“Eat food. Not too much. Mostly plants,” is Michael Pollan’s very simple but rather remarkable and challenging philosophy about eating in America. Pollan, author of several books and articles on the matter of food philosophy and politics, cuts right to the point. He argues that the western diet is ruining our health, particularly all the “edible foodlike substances” (think margarine or pringles) that we bombarded and quite frankly tempted with. These items are engineered and processed and at the end of the day, no matter what health claims they make, are terrible for us. He believes, and I’m now tending to agree with him, that we need to forge past these items and circle back around to a much simpler time and eat whole foods. One of his rules that he published in his book Food Rules makes this quite clear. When grocery shopping, don’t buy anything your grandmother or great grandmother wouldn’t recognize. Another rule I love (and I’m paraphrasing), don’t eat anything with an ingredient that a fifth grader cannot read aloud.

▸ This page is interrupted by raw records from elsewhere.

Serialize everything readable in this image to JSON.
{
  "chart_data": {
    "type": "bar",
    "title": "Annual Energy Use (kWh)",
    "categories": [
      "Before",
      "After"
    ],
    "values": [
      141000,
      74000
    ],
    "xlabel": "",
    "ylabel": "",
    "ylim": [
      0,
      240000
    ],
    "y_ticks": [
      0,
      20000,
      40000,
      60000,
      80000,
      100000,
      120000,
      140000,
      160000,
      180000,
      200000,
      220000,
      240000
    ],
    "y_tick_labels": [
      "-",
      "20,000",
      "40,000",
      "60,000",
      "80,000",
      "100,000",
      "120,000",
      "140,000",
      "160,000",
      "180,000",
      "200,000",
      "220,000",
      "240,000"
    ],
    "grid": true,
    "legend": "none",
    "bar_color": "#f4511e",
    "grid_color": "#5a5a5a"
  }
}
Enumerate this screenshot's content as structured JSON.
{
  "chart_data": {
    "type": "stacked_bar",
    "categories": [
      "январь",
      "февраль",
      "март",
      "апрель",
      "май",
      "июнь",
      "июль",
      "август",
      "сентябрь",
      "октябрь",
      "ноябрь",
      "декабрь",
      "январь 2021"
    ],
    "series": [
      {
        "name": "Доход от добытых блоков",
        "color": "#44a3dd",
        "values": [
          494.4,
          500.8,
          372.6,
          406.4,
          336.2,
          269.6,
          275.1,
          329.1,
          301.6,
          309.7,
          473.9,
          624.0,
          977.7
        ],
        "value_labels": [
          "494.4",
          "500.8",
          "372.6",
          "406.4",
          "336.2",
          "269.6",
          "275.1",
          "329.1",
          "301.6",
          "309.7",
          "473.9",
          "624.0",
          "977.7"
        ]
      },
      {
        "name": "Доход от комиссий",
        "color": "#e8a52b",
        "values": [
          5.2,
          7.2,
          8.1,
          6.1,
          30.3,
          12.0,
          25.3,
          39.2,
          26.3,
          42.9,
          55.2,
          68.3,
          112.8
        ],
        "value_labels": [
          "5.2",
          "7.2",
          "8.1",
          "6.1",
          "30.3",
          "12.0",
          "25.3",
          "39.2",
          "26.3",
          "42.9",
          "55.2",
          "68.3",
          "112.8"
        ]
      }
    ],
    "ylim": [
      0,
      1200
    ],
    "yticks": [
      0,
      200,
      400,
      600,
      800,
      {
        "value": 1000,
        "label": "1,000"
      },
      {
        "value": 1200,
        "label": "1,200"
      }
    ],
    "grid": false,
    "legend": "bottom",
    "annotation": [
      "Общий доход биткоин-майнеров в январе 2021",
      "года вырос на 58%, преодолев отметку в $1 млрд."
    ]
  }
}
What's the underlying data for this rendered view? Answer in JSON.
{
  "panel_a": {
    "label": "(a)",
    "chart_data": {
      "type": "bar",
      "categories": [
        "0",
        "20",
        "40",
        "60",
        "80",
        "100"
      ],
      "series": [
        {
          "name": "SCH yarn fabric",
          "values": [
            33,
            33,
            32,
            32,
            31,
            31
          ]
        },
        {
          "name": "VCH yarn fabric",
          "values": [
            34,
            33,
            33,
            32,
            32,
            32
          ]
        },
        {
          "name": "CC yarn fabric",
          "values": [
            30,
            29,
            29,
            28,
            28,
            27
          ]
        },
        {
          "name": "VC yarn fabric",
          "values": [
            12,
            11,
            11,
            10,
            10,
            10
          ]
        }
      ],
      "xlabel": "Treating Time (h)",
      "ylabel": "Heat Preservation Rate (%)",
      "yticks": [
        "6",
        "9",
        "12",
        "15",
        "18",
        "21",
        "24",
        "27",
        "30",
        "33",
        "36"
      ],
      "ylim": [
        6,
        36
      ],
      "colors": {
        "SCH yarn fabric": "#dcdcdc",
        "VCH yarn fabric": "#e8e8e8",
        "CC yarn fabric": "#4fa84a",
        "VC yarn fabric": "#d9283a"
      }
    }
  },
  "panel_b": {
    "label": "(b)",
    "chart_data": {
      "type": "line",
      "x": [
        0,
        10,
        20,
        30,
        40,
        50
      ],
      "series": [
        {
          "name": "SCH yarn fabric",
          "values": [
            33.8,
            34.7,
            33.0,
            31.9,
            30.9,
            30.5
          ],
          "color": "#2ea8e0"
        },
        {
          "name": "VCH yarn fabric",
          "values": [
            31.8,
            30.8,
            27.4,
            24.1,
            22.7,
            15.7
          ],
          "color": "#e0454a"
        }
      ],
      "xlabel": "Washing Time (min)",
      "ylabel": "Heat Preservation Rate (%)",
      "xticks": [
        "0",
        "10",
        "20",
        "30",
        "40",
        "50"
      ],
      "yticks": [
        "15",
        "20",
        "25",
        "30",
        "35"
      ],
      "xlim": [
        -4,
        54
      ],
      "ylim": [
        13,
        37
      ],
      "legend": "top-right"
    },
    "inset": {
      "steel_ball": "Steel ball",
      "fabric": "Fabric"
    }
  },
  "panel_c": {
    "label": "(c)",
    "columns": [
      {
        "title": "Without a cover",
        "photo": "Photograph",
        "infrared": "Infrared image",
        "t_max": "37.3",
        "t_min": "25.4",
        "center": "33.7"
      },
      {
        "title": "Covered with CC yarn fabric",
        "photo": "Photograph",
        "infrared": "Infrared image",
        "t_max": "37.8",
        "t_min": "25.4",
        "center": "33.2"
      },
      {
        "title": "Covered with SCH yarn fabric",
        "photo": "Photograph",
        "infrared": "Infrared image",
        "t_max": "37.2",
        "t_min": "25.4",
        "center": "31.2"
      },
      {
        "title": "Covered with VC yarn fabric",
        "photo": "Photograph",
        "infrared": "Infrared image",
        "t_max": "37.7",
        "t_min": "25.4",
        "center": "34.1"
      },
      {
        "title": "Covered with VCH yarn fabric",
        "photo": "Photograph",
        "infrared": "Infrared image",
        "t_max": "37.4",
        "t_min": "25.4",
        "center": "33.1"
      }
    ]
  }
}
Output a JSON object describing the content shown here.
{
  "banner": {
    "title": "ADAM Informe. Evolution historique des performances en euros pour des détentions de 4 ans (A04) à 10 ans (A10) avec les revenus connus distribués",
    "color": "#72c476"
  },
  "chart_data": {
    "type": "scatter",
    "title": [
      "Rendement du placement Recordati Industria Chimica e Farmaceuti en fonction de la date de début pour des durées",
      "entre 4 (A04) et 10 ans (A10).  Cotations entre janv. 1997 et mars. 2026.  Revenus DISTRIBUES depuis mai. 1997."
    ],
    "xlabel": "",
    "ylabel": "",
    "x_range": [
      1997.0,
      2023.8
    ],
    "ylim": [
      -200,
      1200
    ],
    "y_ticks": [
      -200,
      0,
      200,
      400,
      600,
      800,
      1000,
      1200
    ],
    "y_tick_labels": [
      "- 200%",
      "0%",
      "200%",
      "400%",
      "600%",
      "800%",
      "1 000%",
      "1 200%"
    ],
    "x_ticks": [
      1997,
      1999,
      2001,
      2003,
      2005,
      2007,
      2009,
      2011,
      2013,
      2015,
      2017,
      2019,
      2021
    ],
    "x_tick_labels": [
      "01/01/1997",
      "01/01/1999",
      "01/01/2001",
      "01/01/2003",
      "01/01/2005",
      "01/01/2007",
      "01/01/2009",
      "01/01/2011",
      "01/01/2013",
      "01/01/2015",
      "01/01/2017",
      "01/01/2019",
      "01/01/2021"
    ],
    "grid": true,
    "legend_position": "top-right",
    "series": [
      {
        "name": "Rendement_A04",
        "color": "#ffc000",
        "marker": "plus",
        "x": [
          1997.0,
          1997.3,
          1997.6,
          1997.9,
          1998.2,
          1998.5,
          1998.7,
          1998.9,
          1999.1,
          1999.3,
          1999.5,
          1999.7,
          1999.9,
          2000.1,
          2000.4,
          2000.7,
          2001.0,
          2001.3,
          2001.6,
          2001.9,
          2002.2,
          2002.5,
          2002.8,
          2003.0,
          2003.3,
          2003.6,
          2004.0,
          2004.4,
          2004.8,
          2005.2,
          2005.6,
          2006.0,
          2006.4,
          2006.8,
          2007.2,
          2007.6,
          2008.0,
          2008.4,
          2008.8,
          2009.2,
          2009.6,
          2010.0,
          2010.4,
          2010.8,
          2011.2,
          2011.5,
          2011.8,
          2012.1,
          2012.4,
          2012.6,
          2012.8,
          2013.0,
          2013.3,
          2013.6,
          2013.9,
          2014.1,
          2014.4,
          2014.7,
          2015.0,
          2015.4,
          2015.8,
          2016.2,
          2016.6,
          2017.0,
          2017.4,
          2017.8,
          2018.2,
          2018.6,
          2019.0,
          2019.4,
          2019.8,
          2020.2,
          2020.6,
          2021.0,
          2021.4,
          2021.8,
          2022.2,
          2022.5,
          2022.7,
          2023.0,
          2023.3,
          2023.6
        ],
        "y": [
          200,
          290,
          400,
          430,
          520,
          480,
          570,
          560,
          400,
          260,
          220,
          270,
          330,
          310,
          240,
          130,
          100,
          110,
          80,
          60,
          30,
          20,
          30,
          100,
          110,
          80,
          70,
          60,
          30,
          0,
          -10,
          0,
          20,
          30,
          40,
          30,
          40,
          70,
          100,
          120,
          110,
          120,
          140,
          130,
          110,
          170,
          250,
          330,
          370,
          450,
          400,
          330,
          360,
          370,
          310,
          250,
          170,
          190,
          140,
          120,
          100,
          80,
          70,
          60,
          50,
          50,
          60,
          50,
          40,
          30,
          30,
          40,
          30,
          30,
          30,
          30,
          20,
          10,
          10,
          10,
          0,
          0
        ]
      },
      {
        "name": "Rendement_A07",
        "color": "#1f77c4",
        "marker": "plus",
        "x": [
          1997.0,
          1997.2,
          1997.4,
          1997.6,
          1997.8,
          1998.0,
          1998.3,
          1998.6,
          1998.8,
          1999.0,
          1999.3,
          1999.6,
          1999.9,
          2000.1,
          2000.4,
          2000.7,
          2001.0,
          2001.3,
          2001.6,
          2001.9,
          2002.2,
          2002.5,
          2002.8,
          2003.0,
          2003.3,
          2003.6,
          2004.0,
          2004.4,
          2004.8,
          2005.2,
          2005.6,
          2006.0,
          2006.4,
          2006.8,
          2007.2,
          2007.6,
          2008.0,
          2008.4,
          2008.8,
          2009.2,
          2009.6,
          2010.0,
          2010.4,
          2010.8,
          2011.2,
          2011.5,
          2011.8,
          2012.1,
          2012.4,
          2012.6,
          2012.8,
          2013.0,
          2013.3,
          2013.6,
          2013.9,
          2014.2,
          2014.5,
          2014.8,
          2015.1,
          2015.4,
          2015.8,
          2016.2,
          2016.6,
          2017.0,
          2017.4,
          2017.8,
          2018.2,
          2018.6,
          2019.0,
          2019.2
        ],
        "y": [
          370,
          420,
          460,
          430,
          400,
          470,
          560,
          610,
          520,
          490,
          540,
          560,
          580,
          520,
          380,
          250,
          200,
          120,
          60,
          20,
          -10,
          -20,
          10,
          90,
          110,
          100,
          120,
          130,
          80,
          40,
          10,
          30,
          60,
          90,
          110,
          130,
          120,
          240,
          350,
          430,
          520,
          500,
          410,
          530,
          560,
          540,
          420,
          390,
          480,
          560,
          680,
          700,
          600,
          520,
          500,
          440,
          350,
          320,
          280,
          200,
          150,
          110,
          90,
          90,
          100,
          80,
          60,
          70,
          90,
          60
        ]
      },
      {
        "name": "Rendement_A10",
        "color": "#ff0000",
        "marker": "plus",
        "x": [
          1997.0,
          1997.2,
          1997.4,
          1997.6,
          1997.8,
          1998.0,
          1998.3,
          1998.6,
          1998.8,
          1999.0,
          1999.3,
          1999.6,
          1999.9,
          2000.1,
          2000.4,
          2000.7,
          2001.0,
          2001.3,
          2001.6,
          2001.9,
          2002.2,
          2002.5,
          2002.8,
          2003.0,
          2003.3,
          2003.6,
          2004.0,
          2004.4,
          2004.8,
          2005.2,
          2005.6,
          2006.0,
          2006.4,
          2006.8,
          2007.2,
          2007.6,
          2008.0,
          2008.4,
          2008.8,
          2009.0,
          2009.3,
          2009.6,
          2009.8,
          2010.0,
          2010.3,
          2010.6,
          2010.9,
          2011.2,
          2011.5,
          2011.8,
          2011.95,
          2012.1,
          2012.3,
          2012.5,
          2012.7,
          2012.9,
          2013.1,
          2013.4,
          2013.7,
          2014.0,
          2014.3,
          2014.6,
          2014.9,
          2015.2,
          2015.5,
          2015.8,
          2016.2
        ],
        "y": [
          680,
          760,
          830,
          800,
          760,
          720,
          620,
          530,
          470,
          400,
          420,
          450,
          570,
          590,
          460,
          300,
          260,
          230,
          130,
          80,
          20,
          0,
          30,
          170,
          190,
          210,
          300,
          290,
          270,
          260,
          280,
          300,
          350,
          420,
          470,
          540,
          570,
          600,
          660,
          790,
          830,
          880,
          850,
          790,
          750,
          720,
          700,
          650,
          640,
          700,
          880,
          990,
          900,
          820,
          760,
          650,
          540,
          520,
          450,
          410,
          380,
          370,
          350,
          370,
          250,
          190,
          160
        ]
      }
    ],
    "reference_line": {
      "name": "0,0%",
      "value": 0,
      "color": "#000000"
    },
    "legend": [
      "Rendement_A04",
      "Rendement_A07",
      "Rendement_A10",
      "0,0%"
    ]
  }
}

Sounds simple right? Well, in theory. After reading Food Rules and In Defense of Food, I have been trying to move in that direction. So far, I am loving the result, but I can clearly see how difficult it is to glide past about 90% of the grocery store, and I can acknowledge that access to real food isn’t as convenient or cheap. This is quite disturbing to me, because I actually live in a place where a good chunk of the population has been eating whole foods for years and years, and there’s a natural grocery store on every other corner, along with a vibrant and consistent farmer’s market. When I think of people who live in smaller towns across America that don’t have that kind of access, it really saddens me. Add on top the cost of eating in this way and it’s no wonder that obesity plagues the less affluent. I mean, which is cheaper – eating at Burger King or buying grass fed, hormone free ground beef at the grocery store, along with a whole grain buns and add in the time it takes to prepare? But it is not impossible. As Pollan often writes and says, we can vote with our forks. If we push back that we prefer whole foods we can influence the market.

Listen to Michael Pollan explain it (he does so much better):

One of my favorite rules that he’s written is that you should make your own food. Want french fries? Make them yourself. Want fried chicken? Don’t go to KFC, make your own. Not only can you control the ingredients and how it is made, you are less likely to do it often. You’ll save those foods for special days.

So here’s what I have been doing to get started on my path:

  • Given up artificial sweeteners (I’ve been meaning to do that for years). This means I’ve switched from coffee to tea, which has been nice. It’s cheaper and better and makes me feel better. And it’s easier to make. That also means giving up soda. Thankfully, this food revelation coincided with Lent, where I had been planning on giving up soda anyway.
  • Eating at and from home as much as possible.  Eating at home allows you to control exactly what you eat. Thanks to my adventures in couponing, I’ve been doing that a lot of this year anyway. I’ve always felt deep down that the key to my health and my bank account is to cut out dining out. I’ve been striving for this for a very long time, and I finally feel like I’m in a routine and I’m situated well for this lifestyle. Eating out is now a luxury. This also means that I’ve gotten over my fast food addiction.
  • Be willing to try new things. I’m a picky eater and I have delicate taste buds, but I am trying to get over that. If I could learn to love the grease that comes from fast food, I can learn to love vegetables.
  • Realize I will not be perfect at this. The world around me is absolutely working against us in this effort. There will be moments when I cannot have food from home. And there will be moments, when I will have to compromise to make the people in my life who aren’t on board with this philosophy. It is going to be a challenge.